Se pactaron nada menos que las pautas del modelo neoliberal: avances democráticos formales, pero reforzamiento de los controles monopólicos y mediáticos. “Apertura económica y libertad para el campo”, mediante la ruinosa adopción del TLCAN y la reforma del artículo 27. Privatización de la banca y relaciones entre la Iglesia y el Estado, con sesgo riesgoso contra la laicidad.
La deriva de una transición abortada en la instauración de una “cleptocracia” bipartidista. El ejercicio errático de un autoritarismo feudal, el maridaje entre el dinero y la política y el tráfico plural de las influencias. La abdicación de la autoridad pública ante la rectoría de los poderes fácticos y la patética dilución del estado de derecho, objetivo último de aquellos afanes.
Según los clásicos, el establecimiento de una hegemonía oligárquica convierte al sistema político en el “consejo de administración de los intereses de las clases dominantes”. Esta globalización conduce por desgracia al alquiler de la soberanía, la bancarrota económica, la diáspora social y la desintegración paulatina del Estado-nación.
¿Qué significa la corriente progresista en este panorama espectral? No la extrema complicidad de los “modernos”, que prestan justificación “consensual” a los abusos del poder bifronte y comprueban que éste puede capturar todos los espacios del Estado.
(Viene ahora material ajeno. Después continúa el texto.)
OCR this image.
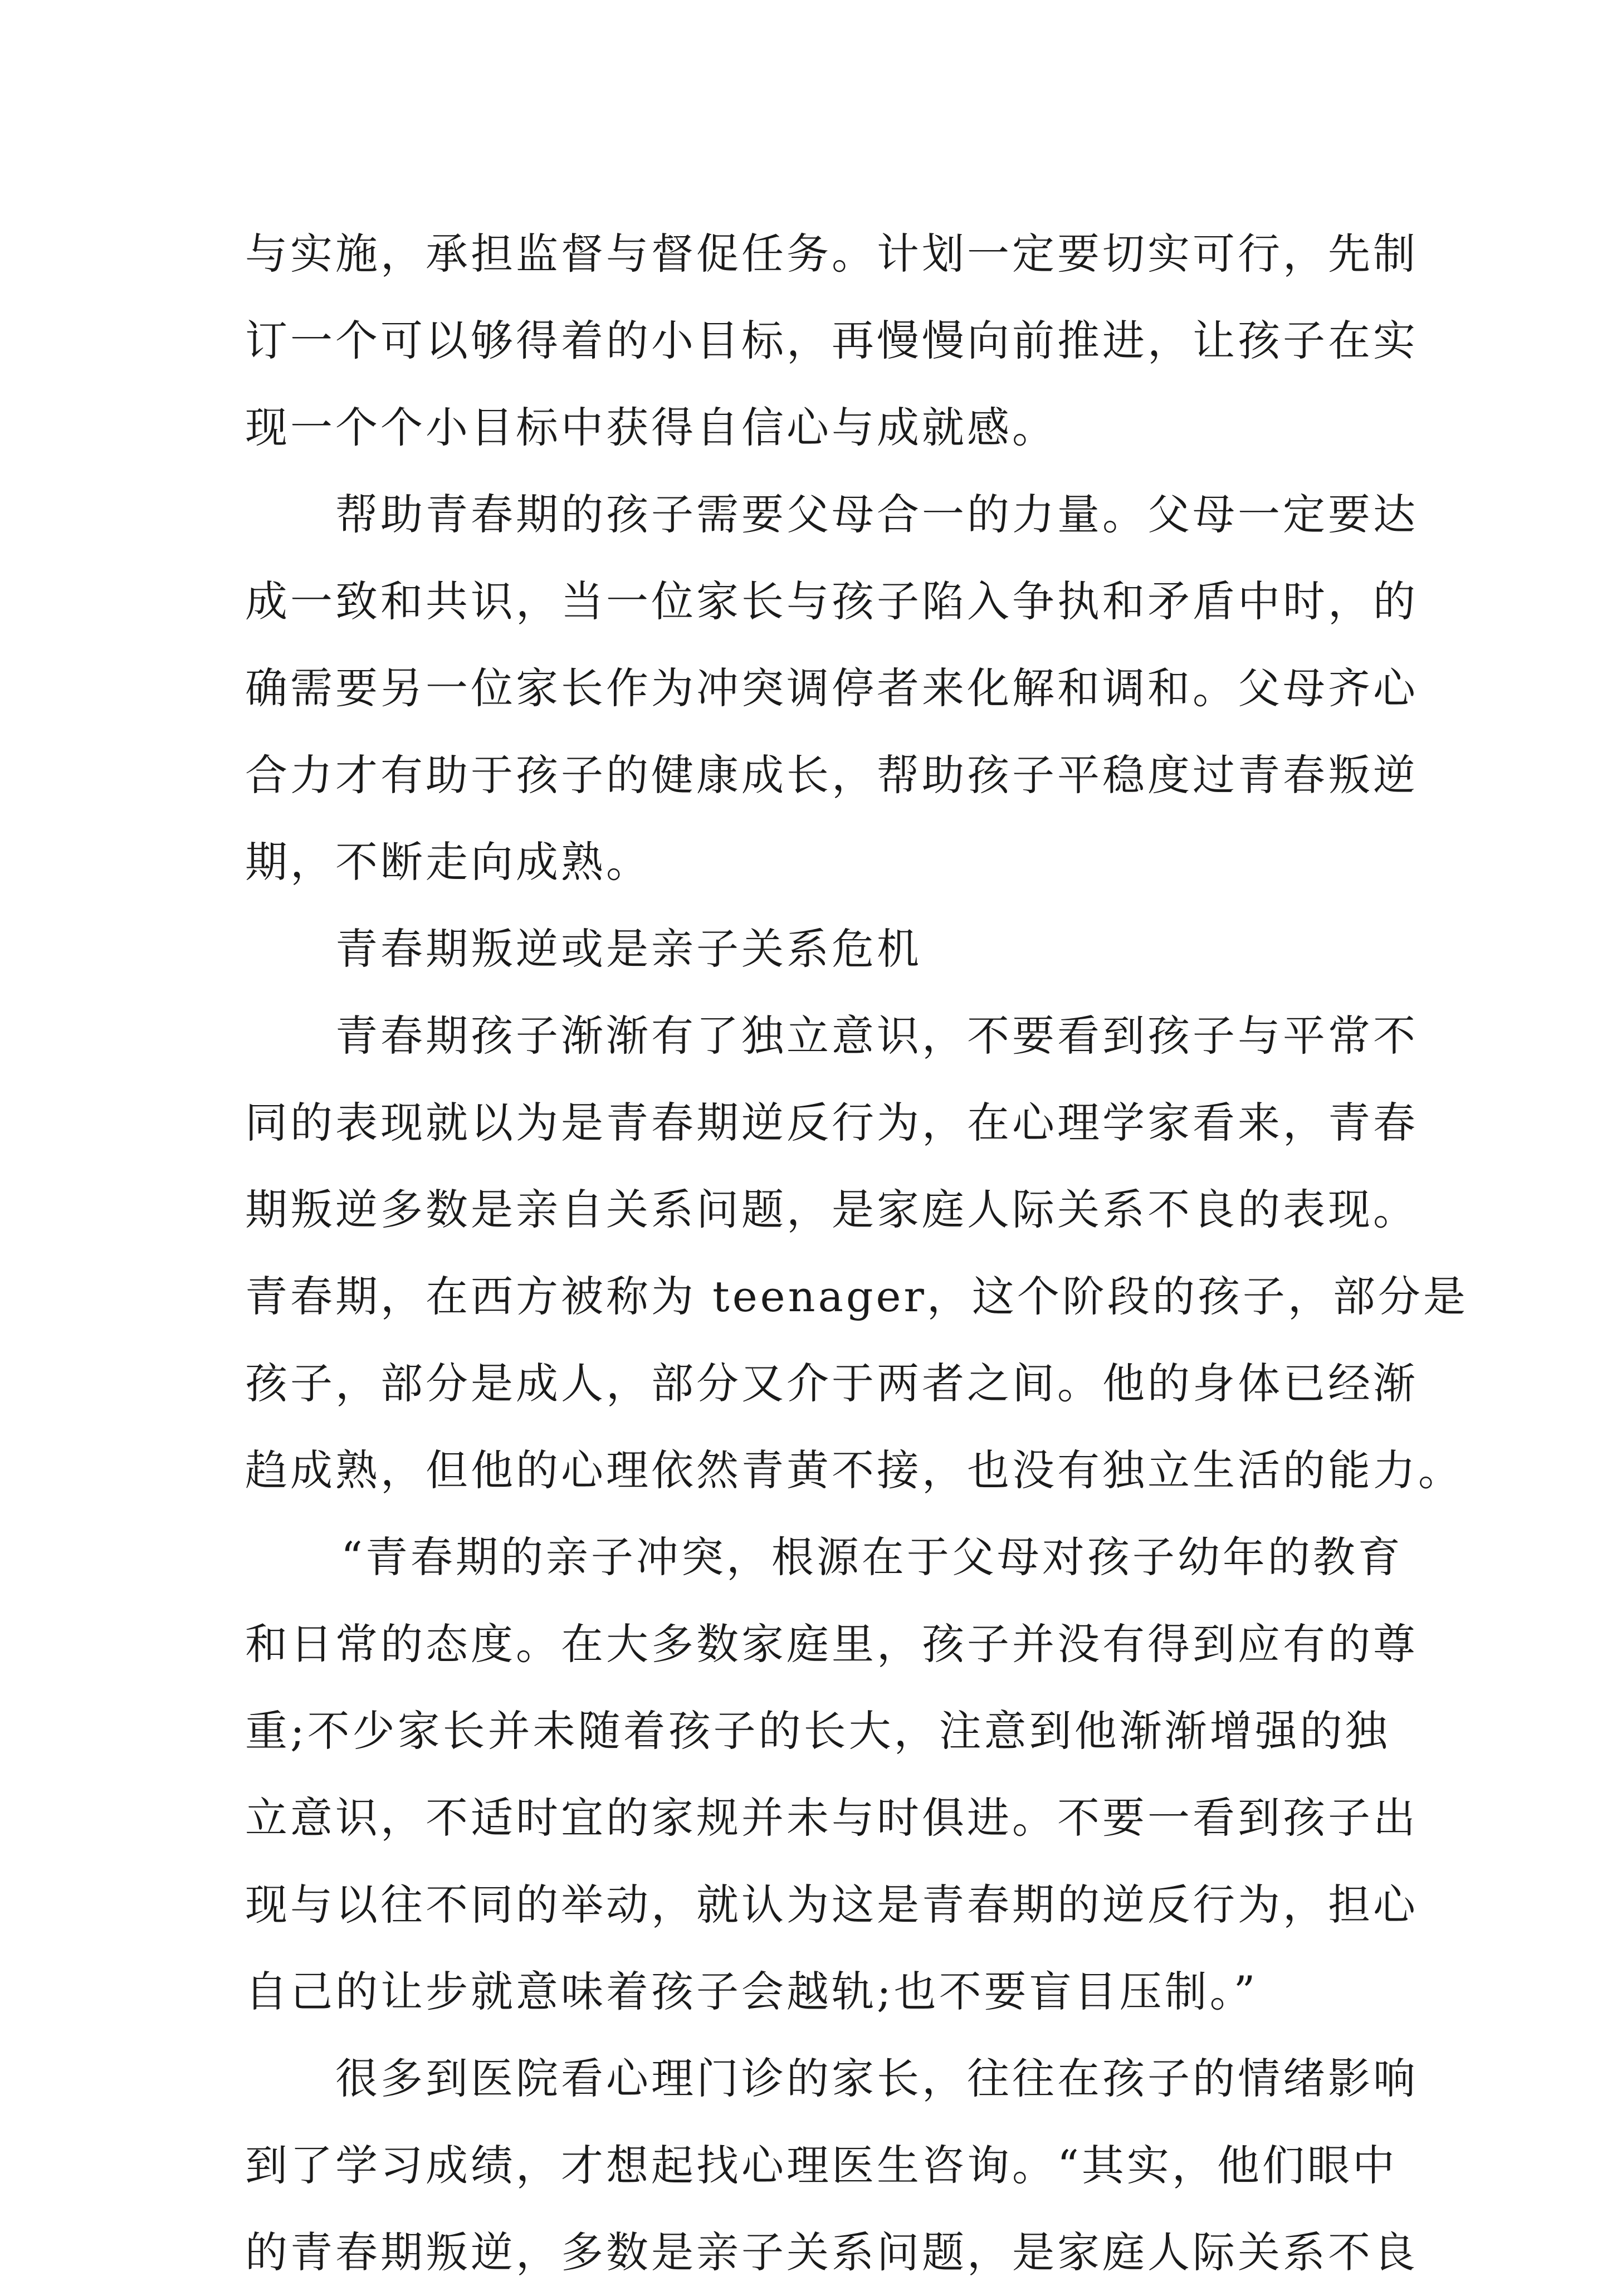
与实施，承担监督与督促任务。计划一定要切实可行，先制
订一个可以够得着的小目标，再慢慢向前推进，让孩子在实
现一个个小目标中获得自信心与成就感。
帮助青春期的孩子需要父母合一的力量。父母一定要达
成一致和共识，当一位家长与孩子陷入争执和矛盾中时，的
确需要另一位家长作为冲突调停者来化解和调和。父母齐心
合力才有助于孩子的健康成长，帮助孩子平稳度过青春叛逆
期，不断走向成熟。
青春期叛逆或是亲子关系危机
青春期孩子渐渐有了独立意识，不要看到孩子与平常不
同的表现就以为是青春期逆反行为，在心理学家看来，青春
期叛逆多数是亲自关系问题，是家庭人际关系不良的表现。
青春期，在西方被称为 teenager，这个阶段的孩子，部分是
孩子，部分是成人，部分又介于两者之间。他的身体已经渐
趋成熟，但他的心理依然青黄不接，也没有独立生活的能力。
“青春期的亲子冲突，根源在于父母对孩子幼年的教育
和日常的态度。在大多数家庭里，孩子并没有得到应有的尊
重;不少家长并未随着孩子的长大，注意到他渐渐增强的独
立意识，不适时宜的家规并未与时俱进。不要一看到孩子出
现与以往不同的举动，就认为这是青春期的逆反行为，担心
自己的让步就意味着孩子会越轨;也不要盲目压制。”
很多到医院看心理门诊的家长，往往在孩子的情绪影响
到了学习成绩，才想起找心理医生咨询。“其实，他们眼中
的青春期叛逆，多数是亲子关系问题，是家庭人际关系不良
Que utiliza, a través de su sistema de concesiones y en favor de sus patrones ideológicos, a una izquierda corrupta y palera.
Las respuestas posibles son de gran entidad. Elucidemos si la contumacia en las opciones electorales nos confina hoy al tragicómico baile de las comparsas. O bien, si inventamos un camino pacífico, valiente, imaginativo y eficaz que nos permita revertir la ignominia.